I find stack overflow security bugs fascinating; and on Linux, compilers still don't protect against stack overflows by default when stack frames are bigger than stack guard pages.

So I went looking around in Android, and thanks to how Android's RPC mechanism allows recursive synchronous callbacks in some cases, I managed to find a way to jump a thread guard page in system_server from shell context and (with very low success rate) get instruction pointer control:
https://project-zero.issues.chromium.org/issues/465827985

Project Zero

@jann Lovely research! Underpins why one shouldn't underestimate compiler hardening flags!
@ljrk Yeah, stack overflows in particular feel to me like the programmer isn't really making a particular mistake that can be called a security bug, it just randomly happens in legitimate code... and the only thing that can reliably stop it is the compiler.
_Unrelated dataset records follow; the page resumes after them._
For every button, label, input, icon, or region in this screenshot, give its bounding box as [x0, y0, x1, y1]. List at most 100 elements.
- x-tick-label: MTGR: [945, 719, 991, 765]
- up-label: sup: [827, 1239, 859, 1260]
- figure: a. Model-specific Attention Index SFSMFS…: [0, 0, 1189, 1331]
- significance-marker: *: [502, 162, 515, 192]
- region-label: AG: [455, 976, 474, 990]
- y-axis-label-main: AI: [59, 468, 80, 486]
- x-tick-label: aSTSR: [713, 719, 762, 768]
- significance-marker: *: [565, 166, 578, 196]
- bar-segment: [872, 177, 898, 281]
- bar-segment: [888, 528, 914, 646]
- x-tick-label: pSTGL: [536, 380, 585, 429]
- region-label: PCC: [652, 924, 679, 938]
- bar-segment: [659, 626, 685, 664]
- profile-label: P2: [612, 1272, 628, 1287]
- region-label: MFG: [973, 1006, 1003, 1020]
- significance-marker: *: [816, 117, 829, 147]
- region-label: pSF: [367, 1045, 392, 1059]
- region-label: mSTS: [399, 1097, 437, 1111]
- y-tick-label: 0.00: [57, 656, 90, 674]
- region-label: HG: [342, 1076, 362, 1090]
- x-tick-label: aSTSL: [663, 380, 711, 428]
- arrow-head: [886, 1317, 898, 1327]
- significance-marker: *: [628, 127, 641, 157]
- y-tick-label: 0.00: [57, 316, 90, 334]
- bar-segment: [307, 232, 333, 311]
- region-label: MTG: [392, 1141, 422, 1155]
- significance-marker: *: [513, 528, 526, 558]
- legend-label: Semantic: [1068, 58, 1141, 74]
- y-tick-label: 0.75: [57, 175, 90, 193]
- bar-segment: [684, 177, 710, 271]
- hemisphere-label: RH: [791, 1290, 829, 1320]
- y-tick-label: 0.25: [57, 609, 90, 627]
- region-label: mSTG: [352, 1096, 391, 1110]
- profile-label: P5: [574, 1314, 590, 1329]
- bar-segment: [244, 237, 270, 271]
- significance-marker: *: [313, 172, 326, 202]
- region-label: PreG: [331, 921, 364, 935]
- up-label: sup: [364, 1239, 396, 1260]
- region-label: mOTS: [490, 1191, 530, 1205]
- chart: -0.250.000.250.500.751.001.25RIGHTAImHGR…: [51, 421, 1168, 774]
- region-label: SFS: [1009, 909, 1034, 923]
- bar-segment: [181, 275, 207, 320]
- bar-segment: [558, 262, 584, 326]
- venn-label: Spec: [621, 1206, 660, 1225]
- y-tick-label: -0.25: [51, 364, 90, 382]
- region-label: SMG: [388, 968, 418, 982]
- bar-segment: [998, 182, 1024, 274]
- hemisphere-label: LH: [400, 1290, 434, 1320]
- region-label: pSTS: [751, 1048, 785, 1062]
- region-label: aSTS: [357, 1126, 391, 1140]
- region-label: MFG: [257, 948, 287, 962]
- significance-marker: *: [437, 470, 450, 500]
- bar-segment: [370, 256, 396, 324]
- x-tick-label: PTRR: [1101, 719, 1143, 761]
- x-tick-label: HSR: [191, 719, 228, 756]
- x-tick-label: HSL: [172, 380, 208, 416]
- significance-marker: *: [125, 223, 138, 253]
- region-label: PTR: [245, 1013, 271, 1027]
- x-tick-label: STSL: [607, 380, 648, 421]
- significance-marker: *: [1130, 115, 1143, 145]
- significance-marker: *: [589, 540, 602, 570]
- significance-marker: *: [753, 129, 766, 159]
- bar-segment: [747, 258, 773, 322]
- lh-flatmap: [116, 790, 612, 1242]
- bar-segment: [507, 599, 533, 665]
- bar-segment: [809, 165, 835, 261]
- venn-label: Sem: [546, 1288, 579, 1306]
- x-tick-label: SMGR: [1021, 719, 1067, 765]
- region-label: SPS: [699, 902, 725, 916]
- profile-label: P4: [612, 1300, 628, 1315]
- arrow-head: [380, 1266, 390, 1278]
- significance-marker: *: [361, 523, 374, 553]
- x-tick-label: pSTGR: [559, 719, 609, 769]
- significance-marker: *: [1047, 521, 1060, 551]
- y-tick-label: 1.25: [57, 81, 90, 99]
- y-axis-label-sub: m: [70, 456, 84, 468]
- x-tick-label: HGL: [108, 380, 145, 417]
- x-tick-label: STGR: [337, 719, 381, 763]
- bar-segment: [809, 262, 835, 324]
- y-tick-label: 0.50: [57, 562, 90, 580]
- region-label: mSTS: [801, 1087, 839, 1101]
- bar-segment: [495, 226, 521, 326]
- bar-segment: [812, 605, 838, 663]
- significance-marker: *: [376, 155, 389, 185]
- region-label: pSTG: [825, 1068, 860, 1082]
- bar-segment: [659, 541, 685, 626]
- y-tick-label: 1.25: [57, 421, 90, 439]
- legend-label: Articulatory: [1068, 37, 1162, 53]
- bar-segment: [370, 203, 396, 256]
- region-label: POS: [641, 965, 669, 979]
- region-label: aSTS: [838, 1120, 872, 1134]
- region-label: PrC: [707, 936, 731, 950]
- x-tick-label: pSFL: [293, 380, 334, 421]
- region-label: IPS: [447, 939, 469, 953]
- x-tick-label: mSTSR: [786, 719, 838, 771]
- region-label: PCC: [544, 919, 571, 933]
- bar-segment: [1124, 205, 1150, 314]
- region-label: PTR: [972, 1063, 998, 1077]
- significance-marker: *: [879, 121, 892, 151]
So it kinda feels wrong to me to call it a hardening flag, it feels more like a... correctness flag?
@jann @ljrk I wonder why it is still necessary to employ imperfect mechanisms like guard pages to avoid stack overflows. Shouldn't it be possible to have a stack pointer limit checked by hardware? Like https://interrupt.memfault.com/blog/using-psp-msp-limit-registers-for-stack-overflow on some ARM chips?
A Guide to Using ARM Stack Limit Registers

A community and blog for embedded software makers

Interrupt
@jannic that MSPLIM thing you linked to seems to be specific to Cortex-M chips, probably for when you don't have an MMU?
When you have an MMU, I imagine explicit stack pointer limit checks probably cause unnecessary hardware overhead compared to relying on implicit bounding by guard pages?
@jann These chips do have an MPU (memory protection unit, like an MMU but without the capability to remap memory addresses). So MSPLIM is not strictly necessary to implement some kind of stack overflow protection, but much easier to set up.
Additional hardware overhead could be a reason it's not used on bigger CPUs, yes.
And with many cores, each core would need a separate stack limit.